Devlet millet el ele, sivil toplum kuruluşlarımızla birlikte, örnek gösterilen dayanışma ortaya koyuldu

Yaşanılan bu istisnai felaket karşısında devlet millet el ele, sivil toplum kuruluşlarımızla birlikte, bütün dünyanın örnek gösterdiği bir dayanışma ortaya koyuldu.

Buna rağmen, sönen ocaklarımız üzerinde ikbal arayan malum siyasi çevrelerin sözcüleri, gazetecileri ve sosyal medyadaki örgütlü yapıları ile devletimizin ve milletimizin kadim düşmanı terör örgütleri yaşadığımız bu asrın felaketini ilk anından itibaren fırsata çevirmeye çalıştılar.

Bilim adamlarının 500 atom bombasının enerjisine sahip olduğunu söyledikleri bu depremde bile atalarımızın dediği gibi su uyudu ama düşman uyumadı ve ibretle gördük ki yine onların dediği gibi kış kışlığını yaparken bu ata sözünde adları malum olanlarda kendilerine yakışanı yaptılar.

Yangınımıza su dökmek yerine, körüklerle üzerine giderek akla hayale gelmez yalanlar söyleyip ve yazdılar bununla da yetinmeyip Hollywood sakinlerin dahi kıskandıracak senaryolarına uygun oyuncular bularak sahneye koydular.

Yabancı otoritelerce bu denli büyük bir felaket, bu mevsim şartlarında, her alanda en ileri seviyede olan ülkelerde dahi aksaklıklar yaşatacağını ifade ettikleri facia şartları elbette bizim içinde geçerli oldu.

Fakat hamdolsun asla umutsuzluğa kapılmadan, karamsarlığa düşülmeden, devlet ile millet kenetlenerek acıları dindirmek, yaraları en kısa sürede sarmak için alınan kararların deprem mahalinde uygulanmasına başlanıldı.

Bu felaketin ateşi sadece düştüğü sineleri değil, 85 milyonu, dahası insanım diyen herkesin yüreğini yaktı.

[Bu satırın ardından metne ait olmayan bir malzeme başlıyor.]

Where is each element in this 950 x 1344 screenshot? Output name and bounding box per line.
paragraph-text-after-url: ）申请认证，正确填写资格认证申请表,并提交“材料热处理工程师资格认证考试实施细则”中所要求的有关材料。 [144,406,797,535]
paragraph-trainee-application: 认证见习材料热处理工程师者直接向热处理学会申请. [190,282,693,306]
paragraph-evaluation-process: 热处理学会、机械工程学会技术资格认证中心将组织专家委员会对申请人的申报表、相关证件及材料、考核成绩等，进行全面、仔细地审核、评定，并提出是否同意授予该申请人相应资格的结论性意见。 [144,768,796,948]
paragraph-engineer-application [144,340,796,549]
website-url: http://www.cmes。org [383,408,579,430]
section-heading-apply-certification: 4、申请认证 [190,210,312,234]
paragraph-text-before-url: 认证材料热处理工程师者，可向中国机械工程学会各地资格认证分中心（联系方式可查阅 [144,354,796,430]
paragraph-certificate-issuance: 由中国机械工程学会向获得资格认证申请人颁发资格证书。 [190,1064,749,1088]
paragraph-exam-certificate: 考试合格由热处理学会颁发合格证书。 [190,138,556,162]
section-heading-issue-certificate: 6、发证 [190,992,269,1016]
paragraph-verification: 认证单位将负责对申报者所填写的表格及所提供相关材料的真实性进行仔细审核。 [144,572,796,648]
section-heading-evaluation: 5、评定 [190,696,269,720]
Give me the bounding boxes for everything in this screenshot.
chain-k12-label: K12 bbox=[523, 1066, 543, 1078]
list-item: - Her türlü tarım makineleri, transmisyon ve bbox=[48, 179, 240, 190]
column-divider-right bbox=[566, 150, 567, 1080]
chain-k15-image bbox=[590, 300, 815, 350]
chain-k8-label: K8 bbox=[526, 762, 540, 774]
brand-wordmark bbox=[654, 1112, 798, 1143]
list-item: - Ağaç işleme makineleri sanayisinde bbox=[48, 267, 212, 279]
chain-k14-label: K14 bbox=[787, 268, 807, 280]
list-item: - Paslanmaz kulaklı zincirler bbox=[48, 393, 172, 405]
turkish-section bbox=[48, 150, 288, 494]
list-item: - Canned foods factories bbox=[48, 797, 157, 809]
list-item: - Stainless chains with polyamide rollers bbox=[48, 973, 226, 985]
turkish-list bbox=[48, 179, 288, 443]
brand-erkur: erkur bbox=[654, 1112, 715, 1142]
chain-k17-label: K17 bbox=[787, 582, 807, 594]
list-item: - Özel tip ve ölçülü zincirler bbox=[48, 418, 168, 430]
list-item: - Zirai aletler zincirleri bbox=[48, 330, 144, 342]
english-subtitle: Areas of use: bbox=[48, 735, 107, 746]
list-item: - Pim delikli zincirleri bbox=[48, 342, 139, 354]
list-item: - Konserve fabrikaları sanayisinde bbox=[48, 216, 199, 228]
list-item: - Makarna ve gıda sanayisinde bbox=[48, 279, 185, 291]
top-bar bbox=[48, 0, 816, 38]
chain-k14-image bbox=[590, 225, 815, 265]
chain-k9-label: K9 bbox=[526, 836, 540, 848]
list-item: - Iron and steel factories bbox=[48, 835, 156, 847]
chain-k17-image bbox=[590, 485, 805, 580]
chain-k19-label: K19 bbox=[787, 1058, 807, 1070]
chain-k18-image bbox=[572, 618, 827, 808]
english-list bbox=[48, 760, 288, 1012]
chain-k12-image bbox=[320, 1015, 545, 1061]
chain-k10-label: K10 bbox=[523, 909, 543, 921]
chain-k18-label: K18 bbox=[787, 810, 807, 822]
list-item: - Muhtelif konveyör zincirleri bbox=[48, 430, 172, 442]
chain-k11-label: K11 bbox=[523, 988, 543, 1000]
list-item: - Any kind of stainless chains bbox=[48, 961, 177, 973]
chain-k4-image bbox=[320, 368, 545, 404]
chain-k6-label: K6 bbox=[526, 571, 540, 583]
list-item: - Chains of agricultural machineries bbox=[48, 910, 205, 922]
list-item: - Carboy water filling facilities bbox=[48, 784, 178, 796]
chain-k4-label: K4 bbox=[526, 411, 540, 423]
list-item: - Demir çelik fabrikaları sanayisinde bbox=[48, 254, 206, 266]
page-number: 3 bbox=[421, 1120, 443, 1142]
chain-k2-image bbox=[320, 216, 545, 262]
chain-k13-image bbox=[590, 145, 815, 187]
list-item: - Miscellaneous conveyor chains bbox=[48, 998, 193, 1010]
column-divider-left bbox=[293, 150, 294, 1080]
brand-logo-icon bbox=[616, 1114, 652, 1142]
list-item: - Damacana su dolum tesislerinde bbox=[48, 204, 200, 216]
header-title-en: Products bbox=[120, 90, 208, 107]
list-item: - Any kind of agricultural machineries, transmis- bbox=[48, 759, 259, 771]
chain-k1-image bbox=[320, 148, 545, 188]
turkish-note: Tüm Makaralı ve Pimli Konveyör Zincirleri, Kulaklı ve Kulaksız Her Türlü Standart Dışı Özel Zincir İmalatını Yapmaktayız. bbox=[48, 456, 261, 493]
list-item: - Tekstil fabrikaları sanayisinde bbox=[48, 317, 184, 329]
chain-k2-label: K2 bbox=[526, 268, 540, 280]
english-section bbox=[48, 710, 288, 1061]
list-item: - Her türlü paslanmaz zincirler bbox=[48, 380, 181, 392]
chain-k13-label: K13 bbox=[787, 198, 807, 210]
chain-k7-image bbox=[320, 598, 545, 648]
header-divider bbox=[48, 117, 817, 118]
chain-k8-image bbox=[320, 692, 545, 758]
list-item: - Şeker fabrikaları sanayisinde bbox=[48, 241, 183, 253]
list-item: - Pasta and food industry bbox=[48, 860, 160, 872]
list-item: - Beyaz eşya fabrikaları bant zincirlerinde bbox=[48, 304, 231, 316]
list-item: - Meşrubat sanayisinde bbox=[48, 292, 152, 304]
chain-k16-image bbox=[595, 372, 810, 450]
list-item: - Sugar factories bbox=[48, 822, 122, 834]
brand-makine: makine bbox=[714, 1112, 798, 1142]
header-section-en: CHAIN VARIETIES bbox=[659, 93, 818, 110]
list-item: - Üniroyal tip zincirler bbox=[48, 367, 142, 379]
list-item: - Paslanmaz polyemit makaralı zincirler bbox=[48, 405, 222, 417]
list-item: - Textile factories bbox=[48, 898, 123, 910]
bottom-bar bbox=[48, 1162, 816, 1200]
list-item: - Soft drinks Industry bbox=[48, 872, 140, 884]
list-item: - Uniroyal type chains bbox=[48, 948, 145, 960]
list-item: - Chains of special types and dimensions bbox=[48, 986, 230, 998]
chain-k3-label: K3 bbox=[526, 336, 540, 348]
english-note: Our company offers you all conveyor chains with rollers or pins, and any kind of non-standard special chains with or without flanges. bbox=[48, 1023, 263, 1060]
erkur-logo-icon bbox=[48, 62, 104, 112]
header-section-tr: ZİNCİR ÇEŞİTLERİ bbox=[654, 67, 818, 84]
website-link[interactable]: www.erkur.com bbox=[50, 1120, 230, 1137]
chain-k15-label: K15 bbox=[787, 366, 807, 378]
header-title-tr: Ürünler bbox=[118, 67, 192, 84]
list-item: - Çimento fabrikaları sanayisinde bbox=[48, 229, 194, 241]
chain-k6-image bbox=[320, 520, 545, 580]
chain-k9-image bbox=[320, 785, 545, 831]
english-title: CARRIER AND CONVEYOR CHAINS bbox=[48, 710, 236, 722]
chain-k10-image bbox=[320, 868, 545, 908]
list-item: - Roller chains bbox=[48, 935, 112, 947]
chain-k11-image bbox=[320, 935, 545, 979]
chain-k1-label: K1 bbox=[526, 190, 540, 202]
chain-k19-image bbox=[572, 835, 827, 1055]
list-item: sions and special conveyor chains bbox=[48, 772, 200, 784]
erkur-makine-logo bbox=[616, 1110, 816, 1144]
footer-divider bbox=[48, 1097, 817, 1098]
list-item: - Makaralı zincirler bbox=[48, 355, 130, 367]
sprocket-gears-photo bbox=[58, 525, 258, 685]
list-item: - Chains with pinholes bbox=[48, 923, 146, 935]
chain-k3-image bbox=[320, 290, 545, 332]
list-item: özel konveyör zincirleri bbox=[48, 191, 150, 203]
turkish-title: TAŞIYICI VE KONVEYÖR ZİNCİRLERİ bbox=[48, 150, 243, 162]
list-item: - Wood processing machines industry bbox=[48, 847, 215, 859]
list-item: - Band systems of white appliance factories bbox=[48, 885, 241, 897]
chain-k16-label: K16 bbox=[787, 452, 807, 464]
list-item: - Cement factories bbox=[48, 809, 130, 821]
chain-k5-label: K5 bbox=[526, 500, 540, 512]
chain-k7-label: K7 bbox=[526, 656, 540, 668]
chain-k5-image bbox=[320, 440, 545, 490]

Türk dünyasının büyük evladı Can Azerbaycan’ın özgürlük şairi Türkiye sevdalısı merhum Bahtiyar Vahapzade’nin 1999 depremi için yazdığı DEPREM şiirinin son kıtasında;

“Bu kaderi ne kötüle, ne kına

Döneceksin yine dünkü çağına.

Kurban olum sinendeki dağına,

Uca başım, amel taşım Türkiyem.”

dediği gibi bunun da üstesinden gelip daha da güçlenerek varlığımızı dünya durdukça sürdüreceğiz.

Ve bir şey daha yapacağız; ne milletçe maruz kaldığımız asrın felaketini ne yaşadığımız acıları, ne sönmüş ocaklar üzerinde siyasi ikbal arayanları, ne de istiklal ve istikbalimiz üzerinde karanlık hesap yapanları asla unutmayacağız.

Acımızı paylaşan, yüreklerimizde ve hanelerimizde meydana gelen bu benzersiz yangını söndürmede yanımızda maddi ve manevi olarak yer alan kişi, kurum, kuruluşlar ile ülke ve milletlere, milletçe canı gönülden teşekkür ve şükranlarımızı sunuyoruz.

Cenabı Hak tüm deprem şehitlerimize rahmet, yaralılarımıza acil şifalar ihsan eylesin, bir daha milletimize ve bütün insanlığa böylesi afetler göstermesin. Milletimizin başı sağ olsun, devletimiz ilelebet var olsun.